The point of this sad pathetic story of my life with depression, sometimes therapy won’t work, sometimes anti depressants won’t work, even though some might be able to handle it, it only helps for so long until you’re depressed and lonely again. If people are able to find help groups for gays go for it, not many people have this option because sometimes depending on where you might be located at there might be no such thing in your area. Friends can help; they can be there to listen to your problems, to help you out with the baby steps of things you might not be able to handle in your life alone.
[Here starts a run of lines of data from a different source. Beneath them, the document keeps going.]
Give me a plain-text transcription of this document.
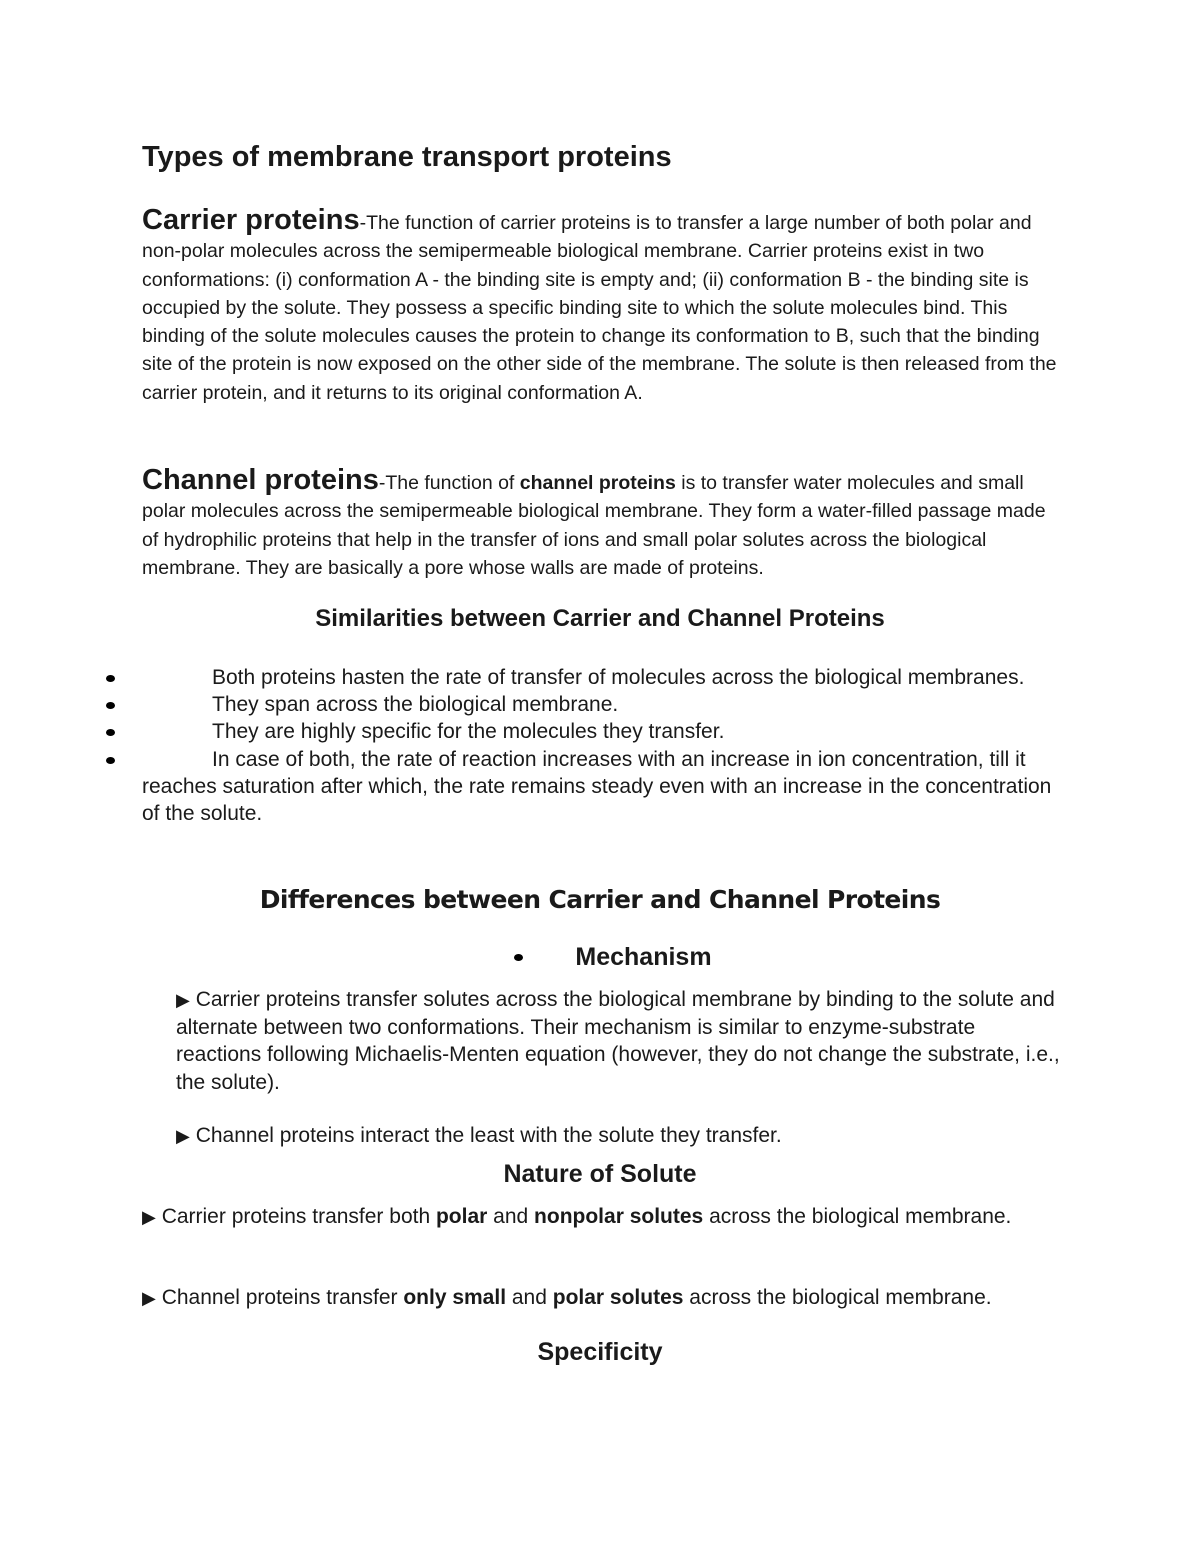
Types of membrane transport proteins

Carrier proteins-The function of carrier proteins is to transfer a large number of both polar and non-polar molecules across the semipermeable biological membrane. Carrier proteins exist in two conformations: (i) conformation A - the binding site is empty and; (ii) conformation B - the binding site is occupied by the solute. They possess a specific binding site to which the solute molecules bind. This binding of the solute molecules causes the protein to change its conformation to B, such that the binding site of the protein is now exposed on the other side of the membrane. The solute is then released from the carrier protein, and it returns to its original conformation A.

Channel proteins-The function of channel proteins is to transfer water molecules and small polar molecules across the semipermeable biological membrane. They form a water-filled passage made of hydrophilic proteins that help in the transfer of ions and small polar solutes across the biological membrane. They are basically a pore whose walls are made of proteins.

Similarities between Carrier and Channel Proteins
Both proteins hasten the rate of transfer of molecules across the biological membranes.
They span across the biological membrane.
They are highly specific for the molecules they transfer.
In case of both, the rate of reaction increases with an increase in ion concentration, till it reaches saturation after which, the rate remains steady even with an increase in the concentration of the solute.
Differences between Carrier and Channel Proteins
Mechanism

▶ Carrier proteins transfer solutes across the biological membrane by binding to the solute and alternate between two conformations. Their mechanism is similar to enzyme-substrate reactions following Michaelis-Menten equation (however, they do not change the substrate, i.e., the solute).

▶ Channel proteins interact the least with the solute they transfer.

Nature of Solute

▶ Carrier proteins transfer both polar and nonpolar solutes across the biological membrane.

▶ Channel proteins transfer only small and polar solutes across the biological membrane.

Specificity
JUB has been a great place for advice, everyone has their own story to tell, people can learn from it, and people can relate to it.

Everyone should have someone to help with this kind of thing. (*8*) :kiss:
 
queerboi021: I have to disagree. The most visible glbt-related activist issue getting the most money, time and press coverage right now is without a doubt the fight for gay marriage. In fact, I'd say groups like HRC have focused on marriage to the detriment of other issues such as anti-discrimination laws and health programs that affect those of us who are non-coupled.
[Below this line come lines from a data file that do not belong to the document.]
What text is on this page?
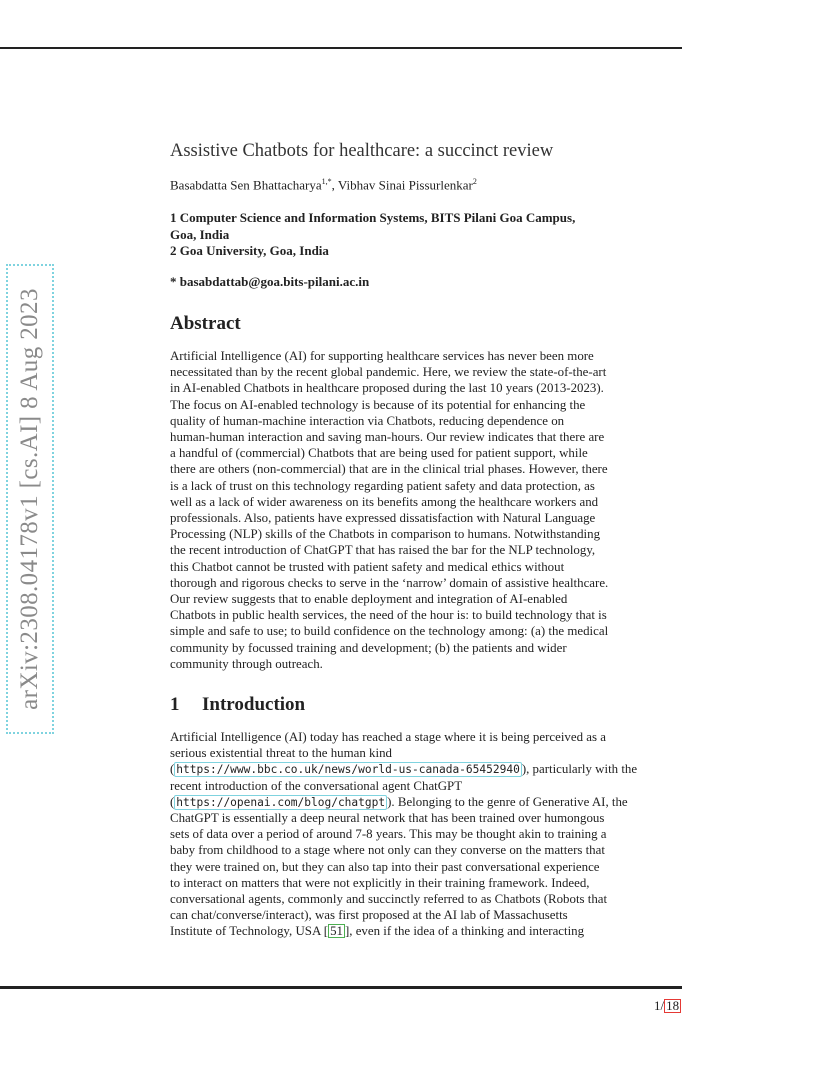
arXiv:2308.04178v1 [cs.AI] 8 Aug 2023
Assistive Chatbots for healthcare: a succinct review
Basabdatta Sen Bhattacharya$^{1,*}$, Vibhav Sinai Pissurlenkar$^2$
1 Computer Science and Information Systems, BITS Pilani Goa Campus,
Goa, India
2 Goa University, Goa, India
* basabdattab@goa.bits-pilani.ac.in
Abstract
Artificial Intelligence (AI) for supporting healthcare services has never been more
necessitated than by the recent global pandemic. Here, we review the state-of-the-art
in AI-enabled Chatbots in healthcare proposed during the last 10 years (2013-2023).
The focus on AI-enabled technology is because of its potential for enhancing the
quality of human-machine interaction via Chatbots, reducing dependence on
human-human interaction and saving man-hours. Our review indicates that there are
a handful of (commercial) Chatbots that are being used for patient support, while
there are others (non-commercial) that are in the clinical trial phases. However, there
is a lack of trust on this technology regarding patient safety and data protection, as
well as a lack of wider awareness on its benefits among the healthcare workers and
professionals. Also, patients have expressed dissatisfaction with Natural Language
Processing (NLP) skills of the Chatbots in comparison to humans. Notwithstanding
the recent introduction of ChatGPT that has raised the bar for the NLP technology,
this Chatbot cannot be trusted with patient safety and medical ethics without
thorough and rigorous checks to serve in the ‘narrow’ domain of assistive healthcare.
Our review suggests that to enable deployment and integration of AI-enabled
Chatbots in public health services, the need of the hour is: to build technology that is
simple and safe to use; to build confidence on the technology among: (a) the medical
community by focussed training and development; (b) the patients and wider
community through outreach.
1 Introduction
Artificial Intelligence (AI) today has reached a stage where it is being perceived as a
serious existential threat to the human kind
( https://www.bbc.co.uk/news/world-us-canada-65452940 ), particularly with the
recent introduction of the conversational agent ChatGPT
( https://openai.com/blog/chatgpt ). Belonging to the genre of Generative AI, the
ChatGPT is essentially a deep neural network that has been trained over humongous
sets of data over a period of around 7-8 years. This may be thought akin to training a
baby from childhood to a stage where not only can they converse on the matters that
they were trained on, but they can also tap into their past conversational experience
to interact on matters that were not explicitly in their training framework. Indeed,
conversational agents, commonly and succinctly referred to as Chatbots (Robots that
can chat/converse/interact), was first proposed at the AI lab of Massachusetts
Institute of Technology, USA [ 51 ], even if the idea of a thinking and interacting
1/ 18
Maybe I'm out of the loop, but I'm just not seeing anybody (let alone a majority) these days pushing all that hard for reckless sexual liberation. Can you give me some examples of this? I'm just not seeing it personally. Of course, I only speak here to the situation in the US. Perhaps you're in another country?
 
I am a homosexual because I am attracted to men. I want to form a true spiritual connection with another man and have a long lasting, meaningful, and intimate relationship. It seems to me that a portion of the modern gay movement shares this desire as they push for gay marriage rights, while the majority of the movement continues to fight for the right to have a stranger's dick up their butt, swallow infected semen, and then spread their infection to others.

I was just curious if you are closeted or not. I only ask, b/c I used to think this was the case when I was closeted. But the more and more I see of the gay community, the less this appears to be true imo. Online it seems this way for sure, but in the real world, I see lots of fighting going on for equal rights without regard to the whole sex scene. And I assure you that there are a lot of guys out there very much like yourself that want a connection to another guy rather than a quick screw.
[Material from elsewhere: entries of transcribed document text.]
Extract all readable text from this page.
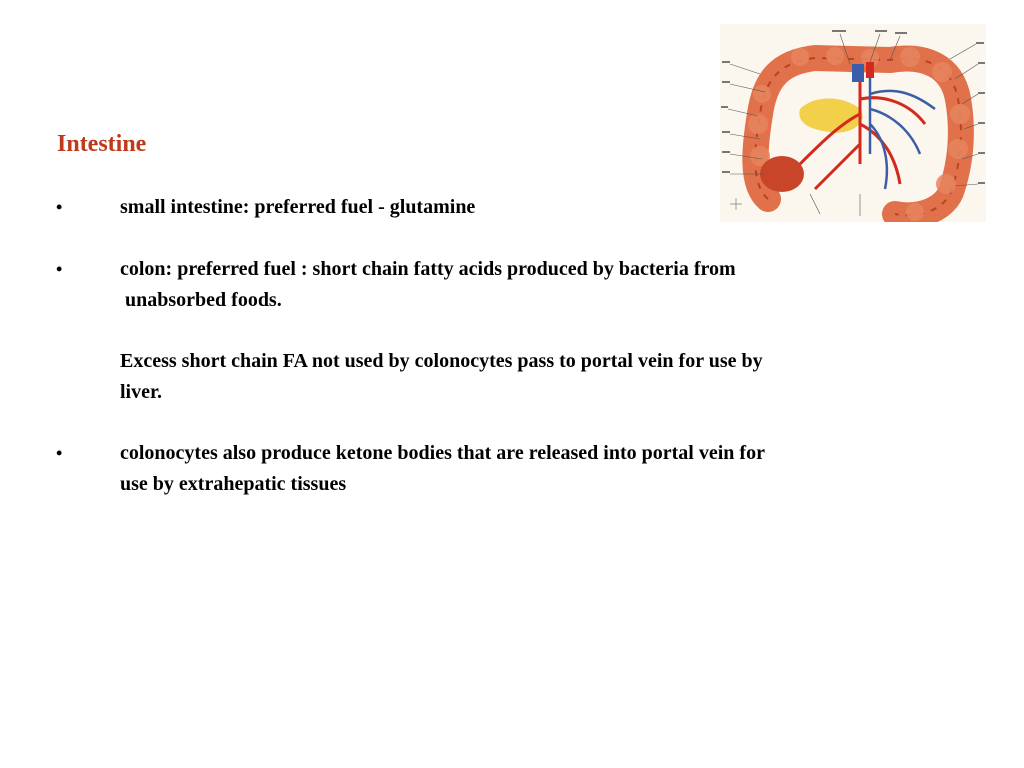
Intestine
•	small intestine: preferred fuel - glutamine
•	colon: preferred fuel : short chain fatty acids produced by bacteria from
unabsorbed foods.
Excess short chain FA not used by colonocytes pass to portal vein for use by
liver.
•	colonocytes also produce ketone bodies that are released into portal vein for
use by extrahepatic tissues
Back on topic a bit... depression and suicide amongst homosexual youth is definitely higher than amongst their heterosexual counterparts. And most of the reasons have been mentioned. I think part of it is simply the fact that coming to terms with being gay is such an isolated struggle. Nobody wants to tell anybody b/c you don't want anybody to know. Therefore, you have to figure everything out on your own and only after that are you able to start to talk to others about it. Unlike most problems that we share with others in an attempt to solve them, accepting this part of us remains a very private and lonely affair.
 
I was just curious if you are closeted or not. I only ask, b/c I used to think this was the case when I was closeted. But the more and more I see of the gay community, the less this appears to be true imo. Online it seems this way for sure, but in the real world, I see lots of fighting going on for equal rights without regard to the whole sex scene. And I assure you that there are a lot of guys out there very much like yourself that want a connection to another guy rather than a quick screw.

Thank you for that jockboy. I wanted to say something similar, but I felt I couldn't do it in a nice way.

Queeboi: I poked around some other posts that you made and from those it sounds like you've only recently came out of the closet, so I expect your views may improve as you get to meet a broader cross-section of gay men.